Here are the results:
- iPad Pro using 29W adapter: 14% in 20 minutes
- iPad Pro using 12W adapter: 5% in 20 minutes
- With screen brightness set to maximum, the 29W adapter was able to charge the iPad Pro, albeit a bit slowly. Ultimately, it reached almost 15% in 20 minutes of charging.
- With screen brightness set to maximum, the 12W adapter could basically only hold the current charge. When using the iPad Pro with screen brightness set to max, I’ve seen the iPad Pro actually lose charge, even when connected to the 12W power source.
As mentioned, this is not a scientific test in a controlled environment, but it really doesn’t take such a test to see that the USB-C to Lightning Cable plus the USB-C Power Adapter are must-have accessories for 12.9″ iPad Pro owners. In fact, I’d go as far to say that shipping the iPad Pro with the 12W charger was a mistake that results in a bad user experience. Watch our video walkthrough embedded above, and see for yourself.
USB-C to Lightning
The USB-C to Lightning Cable is just what you would expect. On one end is a Lightning connector, but the opposite end features a USB-C connector instead of the standard USB Type-A connector that we’re all familiar with.
Like Lightning connectors, USB-C connectors can be inserted on either side. This means that, for the first time, we now have a fully reversible charging cable for an iOS device.

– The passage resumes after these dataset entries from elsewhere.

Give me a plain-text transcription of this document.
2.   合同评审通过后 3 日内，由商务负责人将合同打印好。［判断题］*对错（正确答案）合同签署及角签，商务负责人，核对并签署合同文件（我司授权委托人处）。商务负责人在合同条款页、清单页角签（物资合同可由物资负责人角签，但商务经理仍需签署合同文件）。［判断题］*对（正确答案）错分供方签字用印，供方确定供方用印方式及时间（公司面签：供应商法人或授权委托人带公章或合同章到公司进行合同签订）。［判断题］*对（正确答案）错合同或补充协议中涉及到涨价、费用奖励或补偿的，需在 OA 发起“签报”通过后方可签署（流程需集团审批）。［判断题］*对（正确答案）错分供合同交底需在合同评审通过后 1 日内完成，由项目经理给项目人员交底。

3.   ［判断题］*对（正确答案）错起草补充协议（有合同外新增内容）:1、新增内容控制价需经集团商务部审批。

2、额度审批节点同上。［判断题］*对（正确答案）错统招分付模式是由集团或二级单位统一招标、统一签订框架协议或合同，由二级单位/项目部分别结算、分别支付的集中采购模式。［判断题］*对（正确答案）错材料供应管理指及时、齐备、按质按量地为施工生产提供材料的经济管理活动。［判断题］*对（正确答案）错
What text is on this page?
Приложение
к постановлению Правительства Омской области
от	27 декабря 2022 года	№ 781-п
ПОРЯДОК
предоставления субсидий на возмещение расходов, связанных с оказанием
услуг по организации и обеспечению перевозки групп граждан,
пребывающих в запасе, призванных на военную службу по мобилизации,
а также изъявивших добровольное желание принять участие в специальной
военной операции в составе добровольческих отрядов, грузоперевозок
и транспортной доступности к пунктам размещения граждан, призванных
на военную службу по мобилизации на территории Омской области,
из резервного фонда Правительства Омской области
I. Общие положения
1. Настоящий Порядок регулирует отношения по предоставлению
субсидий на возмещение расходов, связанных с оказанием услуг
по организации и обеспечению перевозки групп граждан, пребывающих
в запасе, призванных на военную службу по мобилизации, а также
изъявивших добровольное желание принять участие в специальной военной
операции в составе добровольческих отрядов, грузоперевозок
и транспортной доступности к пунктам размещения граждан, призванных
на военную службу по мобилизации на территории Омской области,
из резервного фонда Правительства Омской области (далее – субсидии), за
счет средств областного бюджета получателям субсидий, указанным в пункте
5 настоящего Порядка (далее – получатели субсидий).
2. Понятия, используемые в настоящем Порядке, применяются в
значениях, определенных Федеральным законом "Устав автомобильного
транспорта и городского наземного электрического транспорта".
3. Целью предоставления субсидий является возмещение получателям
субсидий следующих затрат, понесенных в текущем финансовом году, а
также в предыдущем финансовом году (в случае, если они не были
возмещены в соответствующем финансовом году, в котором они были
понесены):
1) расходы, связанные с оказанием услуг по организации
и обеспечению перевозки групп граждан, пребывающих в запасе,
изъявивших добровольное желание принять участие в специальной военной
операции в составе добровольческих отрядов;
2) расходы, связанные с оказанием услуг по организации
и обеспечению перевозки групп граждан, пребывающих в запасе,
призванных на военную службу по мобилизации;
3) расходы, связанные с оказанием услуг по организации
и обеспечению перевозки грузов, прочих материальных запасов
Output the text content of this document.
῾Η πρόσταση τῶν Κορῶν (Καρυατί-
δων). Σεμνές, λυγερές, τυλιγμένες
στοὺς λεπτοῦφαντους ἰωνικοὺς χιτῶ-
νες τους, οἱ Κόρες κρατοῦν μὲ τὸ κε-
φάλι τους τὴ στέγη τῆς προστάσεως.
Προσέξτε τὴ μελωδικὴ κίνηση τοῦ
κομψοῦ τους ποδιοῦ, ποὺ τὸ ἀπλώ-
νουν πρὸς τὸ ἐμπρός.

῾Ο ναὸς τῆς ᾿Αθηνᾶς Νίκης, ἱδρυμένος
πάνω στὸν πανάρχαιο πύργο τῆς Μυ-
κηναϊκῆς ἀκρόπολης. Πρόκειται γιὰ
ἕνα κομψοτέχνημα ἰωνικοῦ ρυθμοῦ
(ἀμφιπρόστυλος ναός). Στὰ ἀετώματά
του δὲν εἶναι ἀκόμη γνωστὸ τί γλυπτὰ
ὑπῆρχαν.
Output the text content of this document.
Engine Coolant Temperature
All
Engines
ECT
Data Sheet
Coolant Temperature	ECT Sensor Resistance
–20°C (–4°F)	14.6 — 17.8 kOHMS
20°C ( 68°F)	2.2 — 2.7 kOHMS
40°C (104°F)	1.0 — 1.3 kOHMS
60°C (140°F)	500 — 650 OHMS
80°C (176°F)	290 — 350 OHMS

One of the nice things about the Lightning cable that ships with the iPad Pro is that it’s thicker and more robust than the Lightning cables that come with our iPhones. Well, the USB-C to Lightning cable features an even higher gauge — it’s noticeably thicker than the iPad Pro’s Lightning cable, and more robust at the connector ends as well.
USB-C Power Adapter
The USB-C Power Adapter is what really makes this whole setup work. Unlike the adapter that ships with the iPad Pro, this adapter is slightly larger, features a USB-C connection, and is capable of providing 29W of power. Coincidently, the iPad Pro is capable of using all 29 watts, which makes this adapter a perfect fit for the largest tablet in the iPad family.
To start with, the USB-C to Lightning Cable is a pricey investment. Not only will you have to pony up for either a 1-meter or 2-meter cable at $25.00 and $35.00 respectively, you’ll also need to buy Apple’s $49.00 USB-C Power Adapter. After using the 1-meter USB-C to Lightning Cable, I have to recommend going with the 2-meter version, as it’s the same length of the Lightning cable that ships with the iPad Pro.
If you’re a 12″ MacBook owner, the good news is that you can use your MacBook’s USB-C Power Adapter to charge the iPad Pro. That means that you’ll only need to invest in a USB-C to Lightning Cable.
If you don’t own a 12″ MacBook, you’re going to spend either $74 or $84 just to get started. It’s not a cheap investment, which makes the fact that Apple didn’t include an adequate charging solution with the iPad Pro sting a bit.
True, this whole setup can be a pricey investment, but the difference it provides when charging the iPad Pro makes it worth it in my opinion. What are your thoughts on the matter?